Montują kamery w Teslach. Obiektyw jest skierowany na pedał hamulca. Wielka draka w Szanghaju

Czy mieszkańcy Państwa Środka oszaleli? Niezupełnie, to efekt chińskiej awantury dotyczącej Tesli, którą w czasie trwania salonu motoryzacyjnego w Szanghaju rozpętała właścicielka Modelu 3. Oskarżyła amerykańskiego producenta o awarię układu hamulcowego, która skończyła się poważną kolizją.

Sprawę nagłośniły lokalne media. Kobieta w t-shircie z napisem: "hamulce w mojej Tesli zawiodły" wskoczyła na dach Modelu 3 na stoisku firmy i krzyczała co się jej przydarzyło. Po chwili zaczęła jej wtórować druga osoba.

Zobacz wideo W Studiu Biznes redaktor naczelny rozmawia z ekspertami Skody na temat bezpieczeństwa rowerzystów

Pierwszą była Zhang Yazhou, właścicielka sedana Tesli, która od kilku miesięcy toczy z producentem samochodu bój o odszkodowanie. Nie chce naprawy, żąda nowego egzemplarza. Niecodzienne wydarzenie wywołało duży wzrost zainteresowania stoiskiem Tesli przez następne dni trwania targów.
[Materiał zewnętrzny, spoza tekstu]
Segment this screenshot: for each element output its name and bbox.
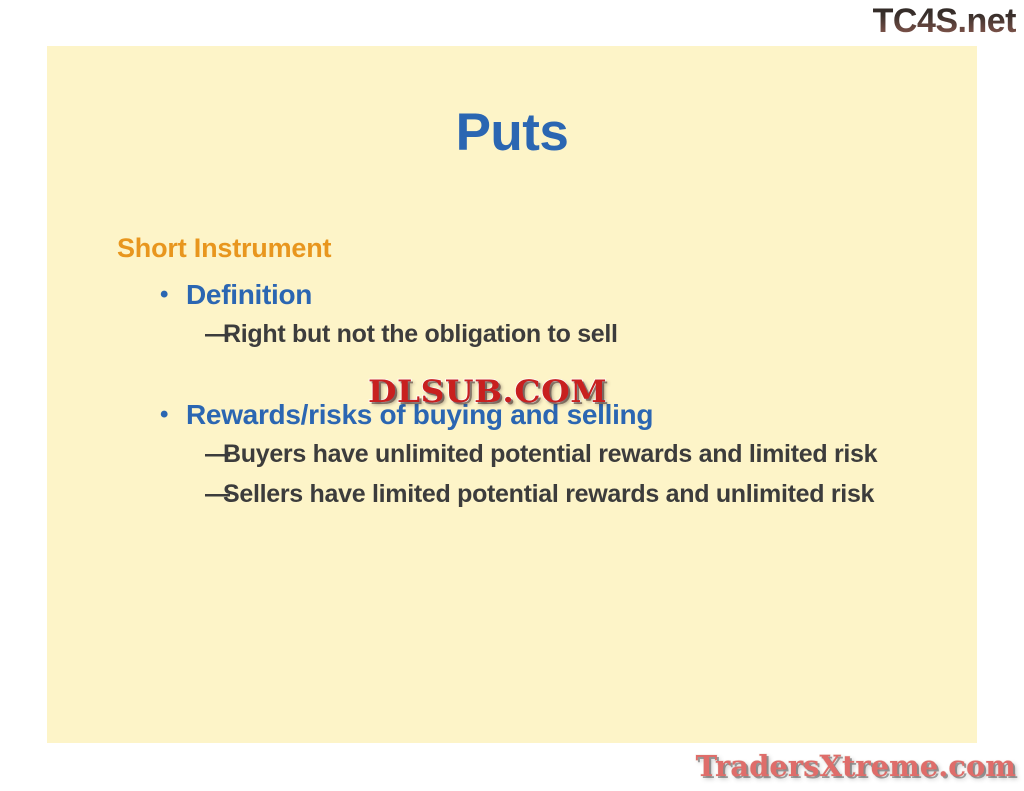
dlsub-watermark: DLSUB.COM (368, 377, 607, 408)
sub-bullet-buyers-label: Buyers have unlimited potential rewards … (223, 437, 877, 471)
em-dash-icon: — (205, 477, 223, 511)
sub-bullet-sellers-label: Sellers have limited potential rewards a… (223, 477, 874, 511)
bullet-definition-label: Definition (186, 277, 312, 313)
brand-logo-bottom-right: TradersXtreme.com (696, 749, 1016, 783)
sub-bullet-buyers: — Buyers have unlimited potential reward… (205, 437, 967, 471)
sub-bullet-right-to-sell: — Right but not the obligation to sell (205, 317, 967, 351)
level1-heading-short-instrument: Short Instrument (117, 231, 967, 265)
sub-bullet-sellers: — Sellers have limited potential rewards… (205, 477, 967, 511)
bullet-definition: • Definition (160, 277, 967, 313)
brand-logo-top-right: TC4S.net (873, 2, 1016, 40)
em-dash-icon: — (205, 317, 223, 351)
slide-title: Puts (47, 104, 977, 162)
slide-panel: Puts Short Instrument • Definition — Rig… (47, 46, 977, 743)
em-dash-icon: — (205, 437, 223, 471)
bullet-dot-icon: • (160, 277, 186, 313)
bullet-dot-icon: • (160, 397, 186, 433)
sub-bullet-right-to-sell-label: Right but not the obligation to sell (223, 317, 618, 351)
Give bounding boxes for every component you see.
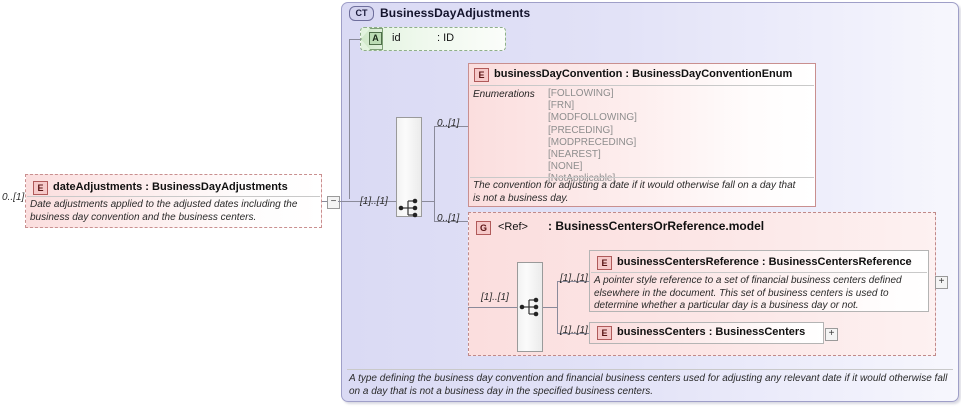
business-centers-reference-title: businessCentersReference : BusinessCente… [617, 256, 912, 268]
divider [470, 85, 814, 86]
expand-icon: + [829, 329, 835, 339]
date-adjustments-title: dateAdjustments : BusinessDayAdjustments [53, 181, 288, 193]
element-badge: E [33, 181, 48, 195]
business-centers-reference-cardinality: [1]..[1] [560, 273, 588, 284]
attribute-badge: A [369, 32, 382, 45]
collapse-toggle-date-adjustments[interactable]: − [327, 196, 340, 209]
business-day-convention-documentation: The convention for adjusting a date if i… [473, 180, 805, 205]
business-day-convention-title: businessDayConvention : BusinessDayConve… [494, 68, 792, 80]
complex-type-header: CT BusinessDayAdjustments [349, 5, 530, 21]
comp1-stub [422, 201, 434, 202]
complex-type-documentation: A type defining the business day convent… [349, 373, 949, 398]
comp2-stub [543, 307, 557, 308]
ct-badge: CT [349, 6, 374, 21]
attr-connector-horizontal [349, 39, 361, 40]
attribute-type: : ID [437, 32, 454, 44]
complex-type-name: BusinessDayAdjustments [380, 6, 530, 20]
divider [347, 369, 953, 370]
enumerations-label: Enumerations [473, 89, 535, 100]
group-to-comp2 [468, 307, 517, 308]
expand-toggle-business-centers[interactable]: + [825, 328, 838, 341]
attribute-name: id [392, 32, 401, 44]
expand-icon: + [939, 277, 945, 287]
group-ref-type: : BusinessCentersOrReference.model [548, 220, 808, 233]
element-badge: E [597, 256, 612, 270]
business-centers-title: businessCenters : BusinessCenters [617, 326, 805, 338]
enumerations-values: [FOLLOWING] [FRN] [MODFOLLOWING] [PRECED… [548, 88, 637, 186]
element-badge: E [474, 68, 489, 82]
sequence-icon [519, 297, 541, 317]
divider [591, 272, 927, 273]
date-adjustments-cardinality: 0..[1] [2, 192, 24, 203]
divider [470, 177, 814, 178]
divider [27, 196, 320, 197]
group-badge: G [476, 221, 491, 235]
group-ref-cardinality: 0..[1] [437, 213, 459, 224]
business-centers-cardinality: [1]..[1] [560, 325, 588, 336]
element-badge: E [597, 326, 612, 340]
attr-connector-vertical [349, 39, 350, 199]
sequence-icon [398, 198, 420, 218]
business-day-convention-cardinality: 0..[1] [437, 118, 459, 129]
collapse-icon: − [331, 197, 337, 207]
comp2-branch-vertical [557, 281, 558, 333]
group-ref-label: <Ref> [498, 221, 528, 233]
compositor-2-cardinality: [1]..[1] [481, 292, 509, 303]
comp1-branch-vertical [434, 126, 435, 221]
compositor-1-cardinality: [1]..[1] [360, 196, 388, 207]
date-adjustments-documentation: Date adjustments applied to the adjusted… [30, 199, 314, 224]
business-centers-reference-documentation: A pointer style reference to a set of fi… [594, 275, 920, 313]
expand-toggle-business-centers-reference[interactable]: + [935, 276, 948, 289]
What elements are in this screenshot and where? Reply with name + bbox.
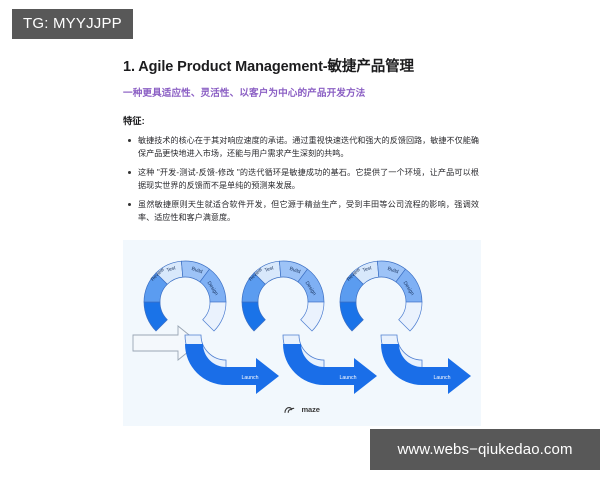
telegram-badge: TG: MYYJJPP: [12, 9, 133, 39]
maze-cloud-icon: [284, 406, 296, 414]
maze-logo: maze: [123, 405, 481, 414]
document-content: 1. Agile Product Management-敏捷产品管理 一种更具适…: [123, 58, 481, 230]
list-item: 这种 "开发-测试-反馈-修改 "的迭代循环是敏捷成功的基石。它提供了一个环境，…: [138, 166, 481, 192]
launch-label: Launch: [433, 375, 450, 381]
list-item: 敏捷技术的核心在于其对响应速度的承诺。通过重视快速迭代和强大的反馈回路，敏捷不仅…: [138, 134, 481, 160]
donut-1: Review Test Build Design: [144, 261, 226, 331]
agile-cycle-diagram: Launch Review Test: [123, 240, 481, 426]
launch-label: Launch: [241, 375, 258, 381]
list-item: 虽然敏捷原则天生就适合软件开发，但它源于精益生产，受到丰田等公司流程的影响，强调…: [138, 198, 481, 224]
features-label: 特征:: [123, 115, 481, 127]
donut-3: Review Test Build Design: [340, 261, 422, 331]
site-watermark: www.webs−qiukedao.com: [370, 429, 600, 470]
maze-wordmark: maze: [301, 405, 319, 414]
donut-2: Review Test Build Design: [242, 261, 324, 331]
features-list: 敏捷技术的核心在于其对响应速度的承诺。通过重视快速迭代和强大的反馈回路，敏捷不仅…: [123, 134, 481, 225]
agile-cycle-svg: Launch Review Test: [123, 240, 481, 426]
page-subtitle: 一种更具适应性、灵活性、以客户为中心的产品开发方法: [123, 87, 481, 100]
document-page: 1. Agile Product Management-敏捷产品管理 一种更具适…: [0, 0, 600, 480]
page-title: 1. Agile Product Management-敏捷产品管理: [123, 58, 481, 76]
launch-label: Launch: [339, 375, 356, 381]
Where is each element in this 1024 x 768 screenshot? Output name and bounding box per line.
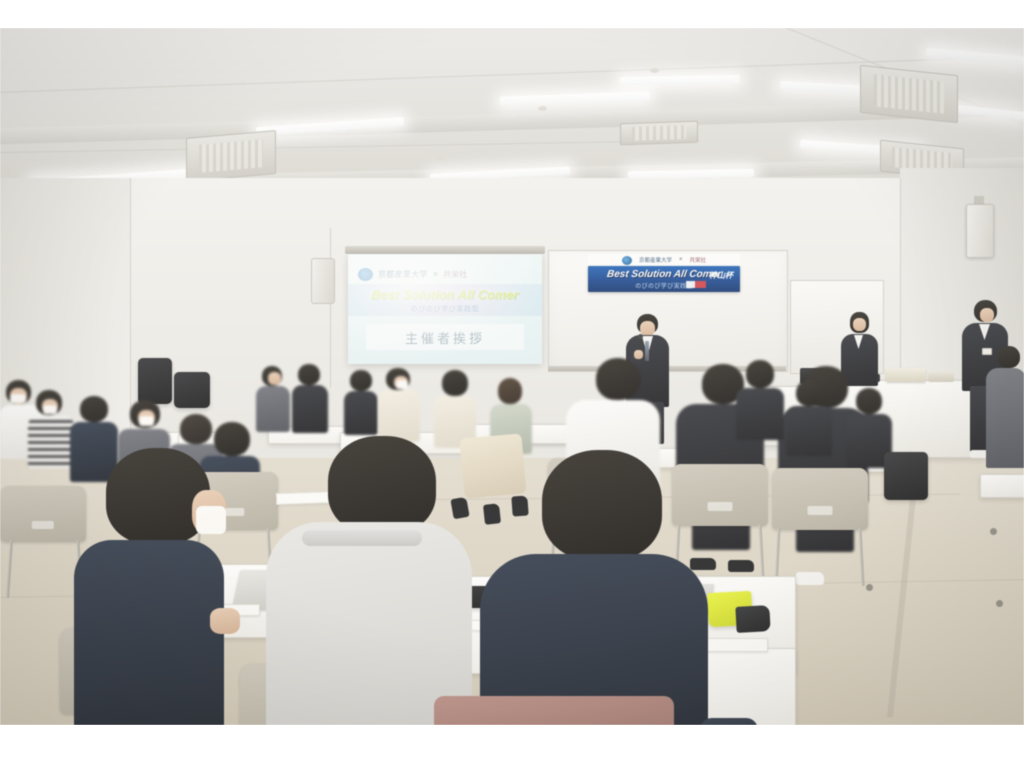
banner-partner-name: 共栄社 <box>690 256 707 264</box>
attendee-shoe <box>796 572 824 585</box>
attendee-head <box>856 388 882 414</box>
foreground-attendee-navy <box>480 450 712 725</box>
air-vent <box>860 65 958 123</box>
event-banner: Best Solution All Comer 神山杯 のびのび学び実践型 <box>588 266 740 292</box>
attendee-head <box>542 450 662 560</box>
chair-caster <box>996 600 1003 607</box>
draped-jacket <box>434 696 674 725</box>
smoke-detector-icon <box>538 106 547 111</box>
wall-seam <box>330 228 331 388</box>
staff-face <box>853 318 866 331</box>
attendee-suited <box>786 380 834 468</box>
attendee-suited <box>736 360 786 450</box>
attendee-head <box>328 436 436 534</box>
smoke-detector-icon <box>436 156 445 161</box>
foreground-attendee-left <box>74 448 226 725</box>
sweatshirt-collar <box>302 530 422 546</box>
attendee-jacket <box>700 718 758 725</box>
attendee-head <box>350 370 372 391</box>
pencil-case-flap <box>735 605 770 633</box>
equipment-box <box>886 368 926 382</box>
attendee-top <box>344 391 378 435</box>
staff-head <box>998 346 1020 368</box>
foreground-attendee-partial <box>700 718 760 725</box>
face-mask <box>10 394 26 403</box>
wall-speaker <box>311 258 335 304</box>
banner-flag-graphic <box>686 281 706 288</box>
attendee-suit <box>736 388 784 440</box>
face-mask <box>196 506 226 534</box>
staff-face <box>980 308 994 322</box>
attendee-head <box>80 396 108 422</box>
face-mask <box>139 416 154 426</box>
attendee-head <box>498 378 522 404</box>
chair-caster <box>990 528 997 535</box>
attendee-head <box>746 360 774 388</box>
attendee-shoe <box>728 560 754 572</box>
attendee-top <box>378 390 420 442</box>
attendee-top <box>256 386 290 432</box>
university-logo-icon <box>622 256 632 265</box>
air-vent <box>620 121 698 146</box>
equipment-box <box>928 372 954 382</box>
banner-university-name: 京都産業大学 <box>639 256 672 264</box>
seminar-room-scene: 京都産業大学 × 共栄社 Best Solution All Comer のびの… <box>0 28 1024 725</box>
attendee-top <box>292 385 328 433</box>
right-table <box>980 474 1024 498</box>
projection-screen: 京都産業大学 × 共栄社 Best Solution All Comer のびの… <box>348 254 542 364</box>
air-vent <box>186 130 276 182</box>
attendee-jacket <box>74 540 224 725</box>
chair-backrest <box>772 468 868 530</box>
backpack <box>174 372 210 408</box>
staff-jacket <box>986 368 1024 468</box>
attendee-head <box>298 364 320 385</box>
foreground-attendee-grey <box>266 436 476 725</box>
attendee-head <box>596 358 640 400</box>
attendee-head <box>442 370 468 396</box>
banner-logo-row: 京都産業大学 × 共栄社 <box>588 254 740 266</box>
face-mask <box>396 380 408 389</box>
wall-speaker <box>966 204 994 258</box>
banner-separator: × <box>679 257 683 263</box>
smoke-detector-icon <box>650 68 659 73</box>
photograph: 京都産業大学 × 共栄社 Best Solution All Comer のびの… <box>0 0 1024 768</box>
banner-subtitle: のびのび学び実践型 <box>588 281 740 290</box>
banner-suffix: 神山杯 <box>709 270 733 281</box>
face-mask <box>43 405 57 414</box>
attendee-top <box>28 416 74 468</box>
attendee-hand <box>210 608 240 634</box>
attendee-head <box>796 380 822 406</box>
backpack <box>884 452 928 500</box>
screen-glare <box>348 254 542 364</box>
letterbox-bottom <box>0 725 1024 768</box>
chair-caster <box>866 584 873 591</box>
projector-screen-case <box>345 246 545 254</box>
attendee-suit <box>786 406 832 456</box>
attendee <box>28 390 76 500</box>
attendee-face <box>268 372 281 385</box>
letterbox-top <box>0 0 1024 28</box>
attendee-sweatshirt <box>266 522 472 725</box>
backpack <box>138 358 172 404</box>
Można to uznać za pozytywny skutek demonstracji, ale są i negatywne. Pojawiły się głosy kolejnych właścicieli samochodów tej marki w Chinach, którzy twierdzą, że zawiodły w nich hamulce. Niezależnie od wątpliwej wiarygodności tych informacji, użytkownicy Tesli w Chinach zaczęli się bać i montować we wnętrzach aut kamery z obiektywami skierowanymi na pedały.

W razie awarii układu hamulcowego chcą mieć dowody przeciwko producentowi. Ten postarał się jak najszybciej rozwiać wątpliwości, ale to niewiele dało. Dane z rozbitego samochodu udostępnione przez Teslę jednoznacznie wskazują, że hamulce działały aż do momentu wypadku.

Kierowczyni użyła ich ponad 40 razy przez pół godziny poprzedzające zderzenie. Ostatni tuż przed kolizją, wtedy wyhamowała z prędkości 118,5 km/h do 48,5 km/h. To również znaczy, że mocno przekroczyła dozwoloną w tym miejscu prędkość 80 km/h.

Policja przyznała rację producentowi. Właściciele Tesli wiedzą lepiej

Funkcjonariusze chińskiej drogówki, która badała sprawę na miejscu kolizji, przyznali rację Tesli. Ich zdaniem kraksa była efektem nieostrożnej jazdy. Zhang Yazhou prowadziła zbyt szybko i nie zachowała bezpiecznego odstępu. Dodatkowo chiński oddział Tesli opublikował oświadczenie na portalu społecznościowym Weibo.

Podaje w nim wszystkie fakty i zawiadamia opinię publiczną, że bezpieczeństwo jazdy oraz problemy z jakością wykonania są bardzo istotne dla firmy i traktowane przez nią poważnie. Dlatego Tesla powołała w Chinach dedykowany do tego zadania zespół, "Special Handling Team" zajmujący się rozterkami klientów. Być może to trochę pomogło, ale mleko i tak się rozlało.

Część chińskich kierowców przestała ufać swoim Teslom. Podobno ten kryzys zaufania do amerykańskiego produktu w Państwie Środka zaczął się już wcześniej. Wzniecił go wypadek, który wydarzył się w połowie 2020 roku i skutkował pożarem Modelu 3.

Wówczas niektórzy użytkownicy zaczęli podchodzić do elektrycznych samochodów Elona Muska z rezerwą. Wtedy pojawiły się pierwsze kamery filmujące pedał hamulca. Pikiety przed przedstawicielstwem Tesli w Chinach urządzane przez Zhang Yazhou oraz jej ostatni protest na salonie motoryzacyjnym w Szanghaju wzmocniły ten trend.